HL Deb 25 July 1845 vol 82 cc1078-9
Lord Brougham

presented a petition from James Thomas Russell, of No. 37, Percy-street, Bedford-square, solicitor, complaining that two witnesses who had been examined before the Committee of their Lordships' House on Gaming, had given false and slanderous evidence against him, to the great detriment of his character, and of the characters of all those connected with him; and praying that, as he found it would be a breach of the privileges of their Lordships' House to bring an action at law against those parties, some opportunity might be afforded him of vindicating his character. As the Session was now so near its close, he would move that the petition do lie on the Table, with the intention of moving early in the ensuing Session that it be referred to a Select Committee.

The Lord Chancellor

said, he should be very ready to assist his noble and learned Friend in investigating this subject; but he wished to remind their Lordships that the Committee alluded to in the petition had sat last Session, and the petitioner had allowed the matter to lie over without taking any notice of it for a whole year, and until after this House had decided that it would not allow him to go to law. He thought their Lordships could draw a natural and almost necessary conclusion from that circumstance.

Lord Brougham

said, the petition stated that it was only on Saturday last that the petitioner first saw a copy of the evidence of which he complained.

The Lord Chancellor

But he does not state that he did not previously know of the evidence having been given.

Lord Brougham

said, the law allowed a party four years to bring his action, and he would humbly submit that their Lordships were not justified in not merely shutting out an aggrieved party from redress in a court of law, but also in refusing him any other relief.

Lord Campbell

said, he was inclined to think that Russell was the name of a person who had been subjected to a very rigorous cross-examination at the bar of their Lordships' House by his noble and learned Friend (Lord Brougham) on the very subject alluded to in the petition. He would, however, strongly support the Motion of his noble and learned Friend for inquiry.

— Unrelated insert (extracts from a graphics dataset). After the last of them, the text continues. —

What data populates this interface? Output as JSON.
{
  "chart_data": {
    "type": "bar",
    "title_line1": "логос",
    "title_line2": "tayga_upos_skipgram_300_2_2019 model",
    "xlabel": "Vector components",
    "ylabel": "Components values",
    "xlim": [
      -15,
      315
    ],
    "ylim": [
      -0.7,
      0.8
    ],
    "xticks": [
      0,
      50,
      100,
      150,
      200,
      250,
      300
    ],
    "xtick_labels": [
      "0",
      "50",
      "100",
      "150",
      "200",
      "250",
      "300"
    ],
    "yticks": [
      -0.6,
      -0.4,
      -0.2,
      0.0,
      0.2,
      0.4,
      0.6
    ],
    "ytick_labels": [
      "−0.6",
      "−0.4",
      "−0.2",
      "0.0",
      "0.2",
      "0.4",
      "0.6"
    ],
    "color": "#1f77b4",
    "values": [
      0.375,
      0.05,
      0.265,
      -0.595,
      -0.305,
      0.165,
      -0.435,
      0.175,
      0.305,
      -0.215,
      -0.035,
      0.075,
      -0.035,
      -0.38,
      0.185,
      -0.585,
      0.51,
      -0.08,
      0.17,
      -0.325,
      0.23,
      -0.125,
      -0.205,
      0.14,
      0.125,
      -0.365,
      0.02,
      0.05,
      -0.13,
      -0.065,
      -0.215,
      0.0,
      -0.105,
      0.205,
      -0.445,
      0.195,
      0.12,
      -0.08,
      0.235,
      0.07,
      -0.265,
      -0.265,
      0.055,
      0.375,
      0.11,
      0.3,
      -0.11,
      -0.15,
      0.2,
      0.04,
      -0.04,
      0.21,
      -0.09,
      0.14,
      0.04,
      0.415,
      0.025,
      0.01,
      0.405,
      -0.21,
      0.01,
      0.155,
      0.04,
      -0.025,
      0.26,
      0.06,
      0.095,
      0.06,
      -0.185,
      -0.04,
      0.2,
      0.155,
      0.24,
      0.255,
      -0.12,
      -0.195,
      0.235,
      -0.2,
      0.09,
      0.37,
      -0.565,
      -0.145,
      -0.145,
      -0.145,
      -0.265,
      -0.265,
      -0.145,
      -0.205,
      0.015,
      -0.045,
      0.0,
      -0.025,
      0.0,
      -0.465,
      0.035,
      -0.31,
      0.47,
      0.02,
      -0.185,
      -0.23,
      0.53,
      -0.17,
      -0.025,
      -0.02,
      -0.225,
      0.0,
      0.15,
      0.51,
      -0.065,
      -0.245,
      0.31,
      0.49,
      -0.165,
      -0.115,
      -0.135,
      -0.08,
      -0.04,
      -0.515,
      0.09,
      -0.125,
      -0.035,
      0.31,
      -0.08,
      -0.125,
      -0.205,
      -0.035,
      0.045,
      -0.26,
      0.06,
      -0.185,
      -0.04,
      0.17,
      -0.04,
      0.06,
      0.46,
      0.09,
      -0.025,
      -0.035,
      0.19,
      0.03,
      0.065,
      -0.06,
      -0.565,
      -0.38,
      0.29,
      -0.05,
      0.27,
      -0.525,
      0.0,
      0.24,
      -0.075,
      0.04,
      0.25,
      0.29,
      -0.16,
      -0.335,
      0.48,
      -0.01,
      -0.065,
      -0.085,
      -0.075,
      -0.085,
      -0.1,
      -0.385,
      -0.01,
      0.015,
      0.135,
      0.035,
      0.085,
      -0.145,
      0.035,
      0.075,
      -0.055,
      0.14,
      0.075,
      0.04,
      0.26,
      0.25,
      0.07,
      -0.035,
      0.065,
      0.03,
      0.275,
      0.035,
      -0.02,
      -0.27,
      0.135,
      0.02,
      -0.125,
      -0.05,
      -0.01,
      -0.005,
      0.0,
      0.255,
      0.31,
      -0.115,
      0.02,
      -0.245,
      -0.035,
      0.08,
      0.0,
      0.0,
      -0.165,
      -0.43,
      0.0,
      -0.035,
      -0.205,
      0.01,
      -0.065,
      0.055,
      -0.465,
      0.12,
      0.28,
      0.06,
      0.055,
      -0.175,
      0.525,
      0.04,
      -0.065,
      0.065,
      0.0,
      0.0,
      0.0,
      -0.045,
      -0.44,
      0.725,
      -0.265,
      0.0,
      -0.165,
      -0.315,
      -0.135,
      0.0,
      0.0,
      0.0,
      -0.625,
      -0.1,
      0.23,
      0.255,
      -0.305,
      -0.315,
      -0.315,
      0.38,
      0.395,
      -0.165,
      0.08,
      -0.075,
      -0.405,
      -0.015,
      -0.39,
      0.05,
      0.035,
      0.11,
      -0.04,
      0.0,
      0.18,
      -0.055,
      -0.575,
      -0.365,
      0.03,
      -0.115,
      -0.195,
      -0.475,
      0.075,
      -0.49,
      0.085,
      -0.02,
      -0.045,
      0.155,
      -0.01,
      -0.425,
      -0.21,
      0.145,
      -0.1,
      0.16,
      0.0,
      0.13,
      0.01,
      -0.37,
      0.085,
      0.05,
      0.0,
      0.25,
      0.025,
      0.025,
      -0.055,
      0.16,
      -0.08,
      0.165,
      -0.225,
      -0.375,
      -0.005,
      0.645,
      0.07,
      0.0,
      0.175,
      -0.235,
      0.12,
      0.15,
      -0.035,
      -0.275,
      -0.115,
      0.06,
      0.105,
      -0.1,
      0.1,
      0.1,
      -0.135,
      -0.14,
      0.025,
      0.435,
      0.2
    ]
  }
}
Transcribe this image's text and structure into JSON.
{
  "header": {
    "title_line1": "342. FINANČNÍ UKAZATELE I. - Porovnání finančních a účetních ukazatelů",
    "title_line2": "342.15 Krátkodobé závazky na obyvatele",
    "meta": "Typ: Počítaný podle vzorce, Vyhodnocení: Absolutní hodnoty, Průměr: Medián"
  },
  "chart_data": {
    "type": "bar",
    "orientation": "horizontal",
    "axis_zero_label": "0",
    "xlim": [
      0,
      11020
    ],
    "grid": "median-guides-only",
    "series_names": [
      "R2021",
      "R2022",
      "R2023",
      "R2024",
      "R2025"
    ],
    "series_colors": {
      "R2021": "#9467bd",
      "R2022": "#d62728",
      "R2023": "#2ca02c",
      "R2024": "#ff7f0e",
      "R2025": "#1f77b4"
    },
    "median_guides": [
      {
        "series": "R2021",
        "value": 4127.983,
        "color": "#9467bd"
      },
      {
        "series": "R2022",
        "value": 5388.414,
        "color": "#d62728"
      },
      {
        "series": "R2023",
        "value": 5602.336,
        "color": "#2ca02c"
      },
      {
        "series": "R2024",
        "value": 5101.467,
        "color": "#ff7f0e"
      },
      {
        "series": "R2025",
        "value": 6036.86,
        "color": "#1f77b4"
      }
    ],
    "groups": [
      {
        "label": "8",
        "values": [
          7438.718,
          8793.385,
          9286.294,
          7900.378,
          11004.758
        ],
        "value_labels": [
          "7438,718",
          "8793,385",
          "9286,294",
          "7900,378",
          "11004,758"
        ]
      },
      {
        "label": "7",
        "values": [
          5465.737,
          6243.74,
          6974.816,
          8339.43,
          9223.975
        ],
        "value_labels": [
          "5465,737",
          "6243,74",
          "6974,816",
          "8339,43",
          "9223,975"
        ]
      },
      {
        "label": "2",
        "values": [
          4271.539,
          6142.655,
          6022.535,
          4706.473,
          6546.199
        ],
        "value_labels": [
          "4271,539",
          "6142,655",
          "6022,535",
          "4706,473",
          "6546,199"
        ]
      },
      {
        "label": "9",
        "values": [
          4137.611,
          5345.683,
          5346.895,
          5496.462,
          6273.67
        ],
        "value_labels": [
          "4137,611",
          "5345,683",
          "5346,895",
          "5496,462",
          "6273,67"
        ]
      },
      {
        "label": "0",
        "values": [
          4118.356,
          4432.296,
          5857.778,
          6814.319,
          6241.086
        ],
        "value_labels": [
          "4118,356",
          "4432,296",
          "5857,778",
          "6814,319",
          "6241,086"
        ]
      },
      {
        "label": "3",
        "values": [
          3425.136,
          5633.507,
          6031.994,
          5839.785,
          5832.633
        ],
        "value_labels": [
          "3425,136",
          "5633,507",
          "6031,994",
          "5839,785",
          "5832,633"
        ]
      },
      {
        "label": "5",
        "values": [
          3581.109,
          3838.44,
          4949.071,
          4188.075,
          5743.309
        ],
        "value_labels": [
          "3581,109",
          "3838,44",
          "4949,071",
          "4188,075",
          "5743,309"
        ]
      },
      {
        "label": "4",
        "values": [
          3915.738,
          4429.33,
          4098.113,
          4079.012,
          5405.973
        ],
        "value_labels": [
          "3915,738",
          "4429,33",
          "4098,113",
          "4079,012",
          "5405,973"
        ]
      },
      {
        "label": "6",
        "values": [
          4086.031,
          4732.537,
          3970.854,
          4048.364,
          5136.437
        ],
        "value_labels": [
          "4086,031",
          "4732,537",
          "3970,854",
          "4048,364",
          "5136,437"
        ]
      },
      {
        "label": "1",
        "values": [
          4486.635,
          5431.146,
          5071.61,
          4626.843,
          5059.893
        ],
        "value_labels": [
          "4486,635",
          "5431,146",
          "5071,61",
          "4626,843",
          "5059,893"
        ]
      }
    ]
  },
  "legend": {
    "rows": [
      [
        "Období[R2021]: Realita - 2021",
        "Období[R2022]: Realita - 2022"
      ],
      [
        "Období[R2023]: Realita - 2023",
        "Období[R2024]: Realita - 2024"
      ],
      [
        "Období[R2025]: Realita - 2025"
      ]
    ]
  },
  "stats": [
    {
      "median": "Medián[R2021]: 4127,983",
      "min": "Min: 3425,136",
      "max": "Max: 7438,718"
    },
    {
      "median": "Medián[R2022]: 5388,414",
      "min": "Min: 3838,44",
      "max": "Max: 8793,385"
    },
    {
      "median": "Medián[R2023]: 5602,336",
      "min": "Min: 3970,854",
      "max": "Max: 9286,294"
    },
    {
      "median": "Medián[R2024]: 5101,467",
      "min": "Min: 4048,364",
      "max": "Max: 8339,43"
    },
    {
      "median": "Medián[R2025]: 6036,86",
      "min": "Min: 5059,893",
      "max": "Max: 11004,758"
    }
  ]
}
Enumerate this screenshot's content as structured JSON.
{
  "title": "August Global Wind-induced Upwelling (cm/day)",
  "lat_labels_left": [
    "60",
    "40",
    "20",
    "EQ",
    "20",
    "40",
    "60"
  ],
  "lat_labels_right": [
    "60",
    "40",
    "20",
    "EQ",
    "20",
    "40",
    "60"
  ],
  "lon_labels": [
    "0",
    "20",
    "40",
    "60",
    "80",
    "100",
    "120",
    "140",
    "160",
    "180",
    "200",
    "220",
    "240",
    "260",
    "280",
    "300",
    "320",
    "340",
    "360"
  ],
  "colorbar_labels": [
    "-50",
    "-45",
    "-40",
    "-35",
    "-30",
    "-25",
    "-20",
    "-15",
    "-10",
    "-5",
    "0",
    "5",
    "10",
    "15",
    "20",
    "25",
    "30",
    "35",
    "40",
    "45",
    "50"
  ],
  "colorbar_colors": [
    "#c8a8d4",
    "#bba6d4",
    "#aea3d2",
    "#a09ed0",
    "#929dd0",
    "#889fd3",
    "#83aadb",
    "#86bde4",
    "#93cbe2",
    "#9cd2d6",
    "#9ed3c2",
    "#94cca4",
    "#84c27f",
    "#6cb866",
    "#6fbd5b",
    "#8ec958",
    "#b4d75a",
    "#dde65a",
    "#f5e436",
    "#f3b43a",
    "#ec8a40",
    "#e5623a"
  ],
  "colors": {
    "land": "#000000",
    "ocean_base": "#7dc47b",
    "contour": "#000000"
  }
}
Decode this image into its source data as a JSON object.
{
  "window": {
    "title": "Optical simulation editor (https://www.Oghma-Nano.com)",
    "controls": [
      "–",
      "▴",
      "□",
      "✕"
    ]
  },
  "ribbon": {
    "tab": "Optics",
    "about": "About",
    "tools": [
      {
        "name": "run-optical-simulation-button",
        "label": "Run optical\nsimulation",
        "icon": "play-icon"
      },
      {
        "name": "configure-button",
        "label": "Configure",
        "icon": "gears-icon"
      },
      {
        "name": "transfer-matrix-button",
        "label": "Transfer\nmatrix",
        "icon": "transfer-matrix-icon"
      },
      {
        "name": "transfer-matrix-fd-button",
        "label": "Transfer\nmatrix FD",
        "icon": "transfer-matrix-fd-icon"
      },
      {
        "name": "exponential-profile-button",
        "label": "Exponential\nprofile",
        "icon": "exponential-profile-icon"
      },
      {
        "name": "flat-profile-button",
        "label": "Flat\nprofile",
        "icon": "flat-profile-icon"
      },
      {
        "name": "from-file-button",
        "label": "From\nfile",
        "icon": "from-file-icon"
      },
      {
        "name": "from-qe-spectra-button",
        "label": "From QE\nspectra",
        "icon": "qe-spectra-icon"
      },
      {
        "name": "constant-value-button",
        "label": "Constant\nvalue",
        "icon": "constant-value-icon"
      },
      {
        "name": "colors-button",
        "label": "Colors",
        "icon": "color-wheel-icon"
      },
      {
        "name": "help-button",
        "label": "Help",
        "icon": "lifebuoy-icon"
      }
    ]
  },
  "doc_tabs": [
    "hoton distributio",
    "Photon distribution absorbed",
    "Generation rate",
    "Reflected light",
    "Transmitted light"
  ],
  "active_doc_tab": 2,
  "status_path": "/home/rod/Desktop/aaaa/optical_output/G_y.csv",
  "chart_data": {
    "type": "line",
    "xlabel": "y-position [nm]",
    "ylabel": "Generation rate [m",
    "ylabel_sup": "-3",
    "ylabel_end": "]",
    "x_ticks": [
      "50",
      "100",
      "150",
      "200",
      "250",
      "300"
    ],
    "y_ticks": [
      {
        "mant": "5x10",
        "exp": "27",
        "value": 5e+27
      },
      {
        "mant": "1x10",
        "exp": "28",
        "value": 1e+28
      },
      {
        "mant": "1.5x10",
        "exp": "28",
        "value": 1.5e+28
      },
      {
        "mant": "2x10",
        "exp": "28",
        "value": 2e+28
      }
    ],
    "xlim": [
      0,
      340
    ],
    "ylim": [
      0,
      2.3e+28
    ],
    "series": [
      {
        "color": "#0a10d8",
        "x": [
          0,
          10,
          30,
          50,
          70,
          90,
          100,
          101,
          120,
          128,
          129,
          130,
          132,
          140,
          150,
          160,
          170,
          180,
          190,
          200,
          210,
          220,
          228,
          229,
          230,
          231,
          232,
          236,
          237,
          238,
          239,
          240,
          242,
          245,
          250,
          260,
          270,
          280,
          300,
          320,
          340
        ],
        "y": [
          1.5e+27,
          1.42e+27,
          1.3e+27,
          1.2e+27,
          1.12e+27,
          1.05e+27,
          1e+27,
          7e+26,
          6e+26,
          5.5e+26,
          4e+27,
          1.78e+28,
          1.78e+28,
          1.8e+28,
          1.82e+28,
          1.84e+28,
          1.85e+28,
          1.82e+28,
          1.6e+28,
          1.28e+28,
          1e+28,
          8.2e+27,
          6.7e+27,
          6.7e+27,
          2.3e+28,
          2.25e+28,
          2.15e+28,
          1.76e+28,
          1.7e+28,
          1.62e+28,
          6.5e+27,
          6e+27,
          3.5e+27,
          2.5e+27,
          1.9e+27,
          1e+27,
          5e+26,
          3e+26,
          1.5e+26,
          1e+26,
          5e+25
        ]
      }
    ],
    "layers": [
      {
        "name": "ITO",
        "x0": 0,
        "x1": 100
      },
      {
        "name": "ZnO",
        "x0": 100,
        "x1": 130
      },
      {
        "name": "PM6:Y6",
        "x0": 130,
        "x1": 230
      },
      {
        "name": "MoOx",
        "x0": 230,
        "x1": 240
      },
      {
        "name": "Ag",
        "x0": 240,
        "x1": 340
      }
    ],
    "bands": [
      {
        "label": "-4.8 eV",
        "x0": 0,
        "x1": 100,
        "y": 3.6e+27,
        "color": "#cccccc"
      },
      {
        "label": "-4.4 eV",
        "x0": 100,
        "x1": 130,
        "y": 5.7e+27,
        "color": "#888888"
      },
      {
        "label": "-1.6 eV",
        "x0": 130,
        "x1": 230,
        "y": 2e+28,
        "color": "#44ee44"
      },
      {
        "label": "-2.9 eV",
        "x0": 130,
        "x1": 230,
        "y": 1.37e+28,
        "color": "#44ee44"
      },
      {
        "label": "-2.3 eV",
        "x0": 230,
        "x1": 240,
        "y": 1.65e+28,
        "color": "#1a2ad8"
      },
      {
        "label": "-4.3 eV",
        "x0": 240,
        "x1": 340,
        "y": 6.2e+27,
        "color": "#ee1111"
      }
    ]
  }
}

After a few words from Lords Brougham and Stradbroke,

The Earl of Wicklow

said, he thought, no matter what the character of an individual might be, the House had a right to give him an opportunity of clearing his character. In reply to what had fallen from his noble Friend on the Woolsack he wished to remark, that any delay to which the petitioner might have been a party should be calculated, not from the time that the Committee had made their Report, but from the period when, their Lordships having consented to give a copy of the Report to the Commons, the latter House had thought proper to sell and promulgate the libel which it contained.

The Lord Chancellor

said, he had no desire to oppose the Motion for inquiry, but he had merely wished to draw their Lordships' attention to a point of date.

Petition read, and ordered to lie on the Table.